There have been several stories about security breaches at several national airports recently, from TSA impersonators to stowaways. With professional aviation security personnel working to prevent this from happening, it is surprising these incidents occur in the first place. Let’s take a look at three recent security breaches.
In early August, Marilyn Jean Hartman was arrested at Los Angeles International Airport (LAX) for flying without a ticket.According to spokesman for San Jose Airport Security, where the flight originated, Hartman was somehow able to sneak through security while a document checker was checking boarding passes for a family. It wasn’t until airline employees conducted a head count that the security breach was discovered.
“[Hartman] was screened by TSA for any prohibited items. It’s really important to point that out,” said Rosemary Barnes, spokeswoman for Mineta San Jose International Airport, “Public safety was not compromised in any way.”
This wasn’t the first time Hartman was arrested for similar behavior, but she served just three days in jail before being released. A few weeks later however, Hartman was arrested again, this time in Phoenix for attempting to access a secure area without a ticket.
While Hartman seems to be caught more often than not, her persistence and occasional successes reveal the need for improvement. California Rep. Eric Swalwell (D-Dublin), a member of the House Committee on Homeland Security, said TSA agents need more training to prevent these types of security breaches.
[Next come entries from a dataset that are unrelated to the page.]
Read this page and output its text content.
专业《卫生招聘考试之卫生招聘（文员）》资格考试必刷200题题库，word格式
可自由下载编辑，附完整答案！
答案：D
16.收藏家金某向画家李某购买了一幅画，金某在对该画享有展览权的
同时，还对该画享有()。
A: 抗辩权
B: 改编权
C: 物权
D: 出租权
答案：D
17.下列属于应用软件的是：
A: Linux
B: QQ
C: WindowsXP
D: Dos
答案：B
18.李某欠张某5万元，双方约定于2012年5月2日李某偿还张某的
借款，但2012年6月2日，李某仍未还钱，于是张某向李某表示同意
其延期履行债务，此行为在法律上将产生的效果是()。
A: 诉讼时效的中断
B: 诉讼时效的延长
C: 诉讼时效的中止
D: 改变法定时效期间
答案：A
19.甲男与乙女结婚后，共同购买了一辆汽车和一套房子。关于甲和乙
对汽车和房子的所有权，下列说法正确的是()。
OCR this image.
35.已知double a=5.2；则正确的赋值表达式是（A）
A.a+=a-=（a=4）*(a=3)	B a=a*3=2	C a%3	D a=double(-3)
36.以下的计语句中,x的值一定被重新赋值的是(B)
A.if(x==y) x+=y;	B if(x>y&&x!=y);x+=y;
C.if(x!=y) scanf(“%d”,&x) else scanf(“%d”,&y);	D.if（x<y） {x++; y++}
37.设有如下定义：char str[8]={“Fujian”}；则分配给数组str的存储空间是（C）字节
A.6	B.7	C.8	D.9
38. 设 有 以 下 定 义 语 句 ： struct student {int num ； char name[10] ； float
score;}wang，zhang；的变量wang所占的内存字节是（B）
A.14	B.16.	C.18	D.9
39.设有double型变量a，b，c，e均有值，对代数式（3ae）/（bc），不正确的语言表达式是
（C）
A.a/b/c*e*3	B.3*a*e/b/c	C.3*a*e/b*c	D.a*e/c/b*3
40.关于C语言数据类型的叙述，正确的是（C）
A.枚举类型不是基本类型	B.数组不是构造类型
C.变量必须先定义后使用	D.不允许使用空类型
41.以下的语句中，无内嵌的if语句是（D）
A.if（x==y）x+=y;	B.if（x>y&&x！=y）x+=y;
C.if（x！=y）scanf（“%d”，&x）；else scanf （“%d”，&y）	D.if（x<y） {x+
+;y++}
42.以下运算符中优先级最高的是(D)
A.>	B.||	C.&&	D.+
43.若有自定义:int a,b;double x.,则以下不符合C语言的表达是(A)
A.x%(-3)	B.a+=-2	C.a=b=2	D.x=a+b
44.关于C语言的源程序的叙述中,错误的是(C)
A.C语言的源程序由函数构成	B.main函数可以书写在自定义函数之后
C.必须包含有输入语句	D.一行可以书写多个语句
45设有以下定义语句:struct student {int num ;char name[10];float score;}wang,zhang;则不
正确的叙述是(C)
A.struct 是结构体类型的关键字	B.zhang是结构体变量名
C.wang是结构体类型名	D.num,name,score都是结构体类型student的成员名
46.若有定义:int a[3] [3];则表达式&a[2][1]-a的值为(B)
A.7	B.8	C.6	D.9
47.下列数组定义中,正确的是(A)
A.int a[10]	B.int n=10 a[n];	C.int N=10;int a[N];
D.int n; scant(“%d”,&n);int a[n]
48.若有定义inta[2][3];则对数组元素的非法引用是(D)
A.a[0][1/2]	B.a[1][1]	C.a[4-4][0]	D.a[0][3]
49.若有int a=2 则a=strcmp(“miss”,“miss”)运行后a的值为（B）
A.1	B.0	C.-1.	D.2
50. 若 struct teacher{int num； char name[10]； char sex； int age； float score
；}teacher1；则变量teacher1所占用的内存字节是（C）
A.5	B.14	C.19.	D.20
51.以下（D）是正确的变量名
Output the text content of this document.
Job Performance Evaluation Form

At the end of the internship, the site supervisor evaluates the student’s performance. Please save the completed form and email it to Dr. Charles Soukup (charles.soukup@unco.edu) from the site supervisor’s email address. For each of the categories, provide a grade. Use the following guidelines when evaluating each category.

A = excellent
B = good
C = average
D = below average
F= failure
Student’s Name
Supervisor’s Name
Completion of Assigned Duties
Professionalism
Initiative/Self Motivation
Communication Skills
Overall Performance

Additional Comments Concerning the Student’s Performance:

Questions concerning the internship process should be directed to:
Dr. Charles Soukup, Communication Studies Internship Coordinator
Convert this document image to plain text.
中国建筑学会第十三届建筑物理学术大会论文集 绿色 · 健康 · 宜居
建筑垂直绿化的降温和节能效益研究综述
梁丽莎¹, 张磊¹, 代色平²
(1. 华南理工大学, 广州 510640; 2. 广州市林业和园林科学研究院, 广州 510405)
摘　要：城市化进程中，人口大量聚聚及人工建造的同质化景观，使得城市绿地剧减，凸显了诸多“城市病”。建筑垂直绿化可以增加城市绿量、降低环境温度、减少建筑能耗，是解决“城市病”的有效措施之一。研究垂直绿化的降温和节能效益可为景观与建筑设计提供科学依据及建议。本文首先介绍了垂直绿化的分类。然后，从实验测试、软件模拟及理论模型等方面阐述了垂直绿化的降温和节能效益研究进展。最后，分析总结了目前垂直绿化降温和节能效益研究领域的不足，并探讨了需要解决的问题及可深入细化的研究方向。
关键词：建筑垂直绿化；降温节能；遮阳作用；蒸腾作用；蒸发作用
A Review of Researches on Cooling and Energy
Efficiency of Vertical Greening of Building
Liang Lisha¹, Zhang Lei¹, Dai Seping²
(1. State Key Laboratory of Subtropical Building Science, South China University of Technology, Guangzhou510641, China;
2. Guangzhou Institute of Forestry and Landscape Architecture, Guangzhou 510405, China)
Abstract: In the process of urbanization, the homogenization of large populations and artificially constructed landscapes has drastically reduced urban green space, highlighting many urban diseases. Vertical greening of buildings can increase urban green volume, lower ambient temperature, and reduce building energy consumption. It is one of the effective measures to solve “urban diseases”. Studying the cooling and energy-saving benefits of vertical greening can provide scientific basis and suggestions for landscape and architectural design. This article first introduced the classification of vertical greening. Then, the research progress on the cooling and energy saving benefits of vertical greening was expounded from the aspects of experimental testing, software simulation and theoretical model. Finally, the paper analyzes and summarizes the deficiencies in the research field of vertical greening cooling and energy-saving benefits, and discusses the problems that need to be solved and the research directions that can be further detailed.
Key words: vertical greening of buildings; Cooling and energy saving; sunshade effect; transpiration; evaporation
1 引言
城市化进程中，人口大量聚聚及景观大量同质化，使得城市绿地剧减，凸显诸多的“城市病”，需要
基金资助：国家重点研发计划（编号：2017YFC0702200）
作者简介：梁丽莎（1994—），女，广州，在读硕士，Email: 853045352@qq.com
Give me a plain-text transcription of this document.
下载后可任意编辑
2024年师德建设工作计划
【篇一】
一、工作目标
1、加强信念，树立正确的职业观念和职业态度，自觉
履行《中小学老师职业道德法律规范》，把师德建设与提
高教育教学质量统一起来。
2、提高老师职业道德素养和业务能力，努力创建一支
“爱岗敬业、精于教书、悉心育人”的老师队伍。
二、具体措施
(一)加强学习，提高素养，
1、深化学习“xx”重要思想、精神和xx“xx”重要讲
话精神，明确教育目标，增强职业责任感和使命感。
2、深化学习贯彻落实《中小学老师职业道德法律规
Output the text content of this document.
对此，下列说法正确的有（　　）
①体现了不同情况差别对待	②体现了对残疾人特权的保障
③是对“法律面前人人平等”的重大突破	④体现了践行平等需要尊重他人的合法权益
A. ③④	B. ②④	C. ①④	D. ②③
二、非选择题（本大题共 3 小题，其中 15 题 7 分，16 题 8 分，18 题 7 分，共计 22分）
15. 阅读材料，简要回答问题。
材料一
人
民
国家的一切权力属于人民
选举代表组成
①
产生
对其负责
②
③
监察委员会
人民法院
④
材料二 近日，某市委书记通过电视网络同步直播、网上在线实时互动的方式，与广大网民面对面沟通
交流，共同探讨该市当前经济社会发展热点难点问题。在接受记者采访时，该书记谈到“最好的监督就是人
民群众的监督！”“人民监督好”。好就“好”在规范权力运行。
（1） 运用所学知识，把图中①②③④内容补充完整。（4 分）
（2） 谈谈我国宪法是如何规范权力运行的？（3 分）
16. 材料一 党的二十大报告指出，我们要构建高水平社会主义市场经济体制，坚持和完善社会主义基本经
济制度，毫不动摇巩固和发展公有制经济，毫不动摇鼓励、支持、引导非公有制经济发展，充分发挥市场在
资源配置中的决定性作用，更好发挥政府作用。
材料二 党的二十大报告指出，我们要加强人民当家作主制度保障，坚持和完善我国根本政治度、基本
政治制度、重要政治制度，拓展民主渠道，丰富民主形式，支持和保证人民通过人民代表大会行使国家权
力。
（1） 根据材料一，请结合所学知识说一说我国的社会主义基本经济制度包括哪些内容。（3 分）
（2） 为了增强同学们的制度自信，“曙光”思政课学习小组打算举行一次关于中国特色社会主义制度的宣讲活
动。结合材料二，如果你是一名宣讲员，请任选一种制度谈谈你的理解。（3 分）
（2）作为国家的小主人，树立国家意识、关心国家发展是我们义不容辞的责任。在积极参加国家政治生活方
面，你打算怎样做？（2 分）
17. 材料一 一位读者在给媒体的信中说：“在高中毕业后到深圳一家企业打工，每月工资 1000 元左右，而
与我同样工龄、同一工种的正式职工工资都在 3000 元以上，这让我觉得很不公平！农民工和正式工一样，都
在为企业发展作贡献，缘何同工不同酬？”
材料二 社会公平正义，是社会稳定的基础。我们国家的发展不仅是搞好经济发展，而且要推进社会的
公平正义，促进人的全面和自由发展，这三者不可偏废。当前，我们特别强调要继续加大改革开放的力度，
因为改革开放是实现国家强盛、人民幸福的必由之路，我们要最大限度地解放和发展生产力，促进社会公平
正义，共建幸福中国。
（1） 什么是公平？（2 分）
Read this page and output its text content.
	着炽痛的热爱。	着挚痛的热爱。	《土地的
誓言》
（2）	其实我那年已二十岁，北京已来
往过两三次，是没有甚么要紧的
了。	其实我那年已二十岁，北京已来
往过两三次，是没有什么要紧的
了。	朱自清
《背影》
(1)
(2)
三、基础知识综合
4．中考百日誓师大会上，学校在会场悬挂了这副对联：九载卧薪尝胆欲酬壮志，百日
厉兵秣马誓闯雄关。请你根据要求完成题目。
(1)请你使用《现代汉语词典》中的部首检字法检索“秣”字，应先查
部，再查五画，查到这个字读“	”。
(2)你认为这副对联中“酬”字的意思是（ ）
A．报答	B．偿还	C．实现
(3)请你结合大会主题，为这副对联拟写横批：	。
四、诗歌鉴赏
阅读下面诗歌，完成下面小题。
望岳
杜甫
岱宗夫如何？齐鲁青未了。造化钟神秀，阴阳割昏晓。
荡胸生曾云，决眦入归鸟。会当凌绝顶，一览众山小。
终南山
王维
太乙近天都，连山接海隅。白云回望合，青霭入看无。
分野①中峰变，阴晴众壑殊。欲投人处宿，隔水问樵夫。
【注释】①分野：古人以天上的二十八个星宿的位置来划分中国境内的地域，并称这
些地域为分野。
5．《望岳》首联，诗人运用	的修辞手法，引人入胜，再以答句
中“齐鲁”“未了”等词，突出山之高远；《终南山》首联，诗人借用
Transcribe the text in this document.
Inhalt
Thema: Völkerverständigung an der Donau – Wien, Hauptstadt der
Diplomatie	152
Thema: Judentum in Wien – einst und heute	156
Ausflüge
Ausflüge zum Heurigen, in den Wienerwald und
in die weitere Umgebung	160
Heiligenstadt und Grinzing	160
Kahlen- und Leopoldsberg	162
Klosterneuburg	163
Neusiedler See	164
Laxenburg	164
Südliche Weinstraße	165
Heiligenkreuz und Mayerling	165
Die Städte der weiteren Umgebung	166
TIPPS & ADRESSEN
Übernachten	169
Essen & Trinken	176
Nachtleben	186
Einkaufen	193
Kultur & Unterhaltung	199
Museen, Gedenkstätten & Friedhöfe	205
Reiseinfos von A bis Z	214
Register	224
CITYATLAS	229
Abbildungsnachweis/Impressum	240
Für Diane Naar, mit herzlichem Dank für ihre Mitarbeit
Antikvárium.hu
Training might be appropriate at San Jose where, in April, a 16 year old boy snuck onto a plane and flew to Hawaii in the wheel well of the Boeing 767. According to Barnes, "It appears that this teenager scaled a section of our perimeter [and] was able to proceed onto our ramp under cover of darkness and enter the wheel well of an aircraft." Video caught the boy and it is still being investigated how no one spotted him before the plane took off.
Impersonator (Not the Funny Kind)
More training may be helpful to reduce unauthorized access to secure areas, but may not be the answer for all security breaches. In July, for example, Eric Slighton was arrested at San Francisco International Airport (SFO) for allegedly impersonating a TSA agent and screening two female passengers. Slighton, a ticketed passenger who had cleared security, spent time at an airport bar before stealing some blue gloves and directing two women into a private room to be screened. Real agents quickly realized something was wrong because male TSA agents are only allowed to screen women in private rooms if a female TSA agent is present.
Despite being quickly caught, the incident is reigniting the discussion around the TSA’s Screening Partnership Program. That’s because security at SFO, like 17 other national airports, is managed, not by the TSA directly but by a private contractor. Under the program, private firms must adhere to TSA standards and John S. Pistol, administrator of the TSA, expressed concern over the incident saying, “We are dealing with the vendor.”
Although Slighton was charged with public intoxication, no charges were filed for the incident itself since, according to Steve Wagstaffe, San Mateo County District Attorney, it is not actually against the law to impersonate a TSA agent. An investigation is still pending to determine what, if any, corrective action will be taken.
Remedies to prevent security breaches like these won’t be implemented until officials can identify exactly where gaps exist but with continued improvements and diligence, it is likely these stories will become increasingly rare.